Mon dieu, c’est combien de litres tout ça ?! Je regarde le réservoir et m’aperçois qu’on taquine le quart de litre quand même. Je réalise l’urgence dans laquelle était ce mec et je regarde la montre multicolore qui pend de ma poche : putain, il s’est passé quinze minutes et l’interne entreprend, déjà ou enfin, de refermer le crane.

C’est un gros connard et il a sauvé cette personne.

Et puis…

Trou Blanc

Je ne me souviens plus comment le crâne est refermé, je crois qu’à cet instant mon cerveau ne mémorise plus.
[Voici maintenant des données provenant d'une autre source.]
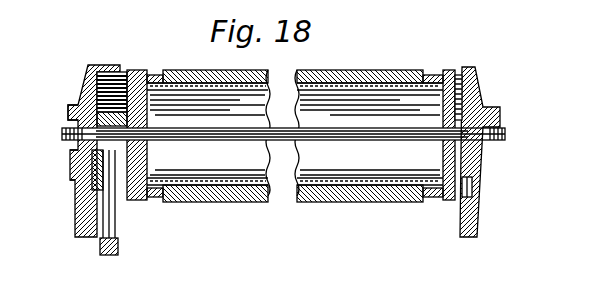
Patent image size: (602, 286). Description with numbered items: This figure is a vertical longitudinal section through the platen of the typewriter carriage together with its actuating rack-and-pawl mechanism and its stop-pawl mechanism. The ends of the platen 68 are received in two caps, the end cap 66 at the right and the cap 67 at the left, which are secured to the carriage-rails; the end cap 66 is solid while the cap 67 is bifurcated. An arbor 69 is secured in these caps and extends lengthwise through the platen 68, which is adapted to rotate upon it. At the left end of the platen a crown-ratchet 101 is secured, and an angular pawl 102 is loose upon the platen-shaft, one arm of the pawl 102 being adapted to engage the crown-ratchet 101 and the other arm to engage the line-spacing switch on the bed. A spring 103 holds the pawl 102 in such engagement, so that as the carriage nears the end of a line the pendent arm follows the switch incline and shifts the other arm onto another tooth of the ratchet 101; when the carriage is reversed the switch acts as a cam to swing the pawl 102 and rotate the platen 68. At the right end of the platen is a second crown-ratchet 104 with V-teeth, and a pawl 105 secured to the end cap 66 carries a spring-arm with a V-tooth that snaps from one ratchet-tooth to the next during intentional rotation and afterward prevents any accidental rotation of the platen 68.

Probablement à cause de la kétamine que je subtilise de temps à autre – comprendre souvent – dans les armoires des blocs qui ne sont pas verrouillées (blague). La prochaine image c’est le transfert sur un brancard du patient. Dès qu’il est sorti du bloc je me tire sans un mot ni un au revoir. J’ai envie d’une clope, je me change en trente secondes, signe la feuille de présence pour la dernière fois et me rue dehors. Il se peut que j’ai vomi mes tripes là où les ambulances déposent les malades mais je le nierais même sous la torture.

Je rentre en titubant à moitié, je suis en état de choc et je ne me l’avoue pas.

On est le 31 juillet, à moi les vacances, youpi.